Letter to the editor: The hate crime inflicted upon me
October 16, 2000
There is an imbalance in my universe because hate and ignorance somehow took control recently. I was having an incredible time Saturday night when in moments it became the worst time of my now-threatened life.
I was assaulted by hate and ignorance. I was out with my boyfriend and some of his friends at a bar on Welch Ave.
At one point, my boyfriend became upset and left. One of his friends walked out to look for him. I stayed behind with another friend.
As I was sitting on my stool, another man approached me and said, “Hey, your faggot boyfriend just ran outta here pretty mad at you, faggot.”
Out of respect for myself and my boyfriend, I calmly and without anger asked him, “Excuse me, what did you just say to me?” Then he assaulted me.

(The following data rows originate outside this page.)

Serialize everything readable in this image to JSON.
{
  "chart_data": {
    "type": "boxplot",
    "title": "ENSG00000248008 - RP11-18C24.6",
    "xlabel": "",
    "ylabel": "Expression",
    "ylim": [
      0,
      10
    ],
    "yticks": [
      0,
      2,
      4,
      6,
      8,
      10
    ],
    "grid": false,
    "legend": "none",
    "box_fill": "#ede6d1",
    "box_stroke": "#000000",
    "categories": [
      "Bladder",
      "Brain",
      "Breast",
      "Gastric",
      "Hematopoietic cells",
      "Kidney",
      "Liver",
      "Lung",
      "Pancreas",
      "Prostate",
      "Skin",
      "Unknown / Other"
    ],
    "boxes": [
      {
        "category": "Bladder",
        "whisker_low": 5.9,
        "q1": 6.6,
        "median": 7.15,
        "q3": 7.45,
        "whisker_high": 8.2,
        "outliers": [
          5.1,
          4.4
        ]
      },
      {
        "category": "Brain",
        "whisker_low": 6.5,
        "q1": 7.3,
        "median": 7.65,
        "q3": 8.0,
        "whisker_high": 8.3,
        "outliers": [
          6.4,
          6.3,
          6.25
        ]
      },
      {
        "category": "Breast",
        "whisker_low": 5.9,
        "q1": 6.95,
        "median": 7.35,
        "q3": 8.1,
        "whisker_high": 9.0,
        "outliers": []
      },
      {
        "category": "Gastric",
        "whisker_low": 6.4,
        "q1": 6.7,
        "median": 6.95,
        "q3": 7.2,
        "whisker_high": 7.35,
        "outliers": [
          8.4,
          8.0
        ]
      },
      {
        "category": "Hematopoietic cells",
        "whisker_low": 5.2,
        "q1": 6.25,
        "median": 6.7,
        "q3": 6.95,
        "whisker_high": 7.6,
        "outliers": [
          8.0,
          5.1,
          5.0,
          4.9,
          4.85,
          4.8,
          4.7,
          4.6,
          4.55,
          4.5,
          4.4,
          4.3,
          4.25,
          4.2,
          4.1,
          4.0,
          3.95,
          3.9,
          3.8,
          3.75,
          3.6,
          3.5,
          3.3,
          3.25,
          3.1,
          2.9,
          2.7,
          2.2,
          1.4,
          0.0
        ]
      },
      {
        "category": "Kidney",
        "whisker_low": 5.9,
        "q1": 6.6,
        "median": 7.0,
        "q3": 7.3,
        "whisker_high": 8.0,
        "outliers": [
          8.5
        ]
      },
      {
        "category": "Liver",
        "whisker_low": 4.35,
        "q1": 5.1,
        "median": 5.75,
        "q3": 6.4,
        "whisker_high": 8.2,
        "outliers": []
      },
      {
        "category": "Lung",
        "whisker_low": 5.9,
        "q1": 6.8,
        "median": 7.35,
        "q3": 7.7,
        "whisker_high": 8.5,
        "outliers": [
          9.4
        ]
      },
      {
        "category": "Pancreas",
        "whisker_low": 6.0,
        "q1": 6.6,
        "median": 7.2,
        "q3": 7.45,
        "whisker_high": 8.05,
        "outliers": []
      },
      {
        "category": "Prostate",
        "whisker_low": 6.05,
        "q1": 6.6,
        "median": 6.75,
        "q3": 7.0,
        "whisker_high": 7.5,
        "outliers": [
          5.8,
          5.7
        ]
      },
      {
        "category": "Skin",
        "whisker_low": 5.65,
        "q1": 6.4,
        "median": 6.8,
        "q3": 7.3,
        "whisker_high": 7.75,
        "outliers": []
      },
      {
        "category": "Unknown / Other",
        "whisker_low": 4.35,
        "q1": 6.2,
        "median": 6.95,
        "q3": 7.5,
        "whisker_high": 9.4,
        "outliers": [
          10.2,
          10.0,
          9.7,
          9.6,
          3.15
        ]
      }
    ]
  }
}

This man, consumed with hate and ignorance, punched me, knocked me off my stool and continued to throw his fists at me – because I am gay.
Almost immediately, two other bar patrons helped break up the struggle. My attacker was thrown out before I regained my balance. The managers, owners and bartenders were concerned for my safety.
Those are the events. These are the implications.
Even now, I am finding new places that hurt. My head keeps beating like a metronome – a constant reminder of a visit from hate and ignorance.
From my left temple across my skull to the back of my head and down my jaw line and inside my upper ear, I am swelling, and I ache.
My right shoulder is sore and part of my tailbone hurts when I sit. All a direct result of the hate crime inflicted upon me. When hate and ignorance looked on me, you thought you saw vulnerability and weakness. When you verbally abused me, I fought back. I did not shut up. I never will. I am not a student at Iowa State. The man who assaulted me most likely is.
I am an administrator. He could see me walking across campus or working in my office. I could see him.
The battle of hate and ignorance vs. love and compassion is played out on our campus.
This thought exhausts me. On the other hand, the two men who helped me are most likely students too. That helps me.
I just moved to Ames. Part of my transition was realizing the Ames community probably would not support me if hate and ignorance ever tried to penetrate my soul.
I am relieved a couple patrons and the bar’s management proved my expectation wrong. I am not writing this letter for attention.
I am contributing my small influence to the long tradition of gay men and others who have been assaulted, prejudiced and dehumanized.
Hate and ignorance have no place at Iowa State. Hate and ignorance, I will never shut up. Hate and ignorance, I am asking Iowa State and Ames to stand up to you.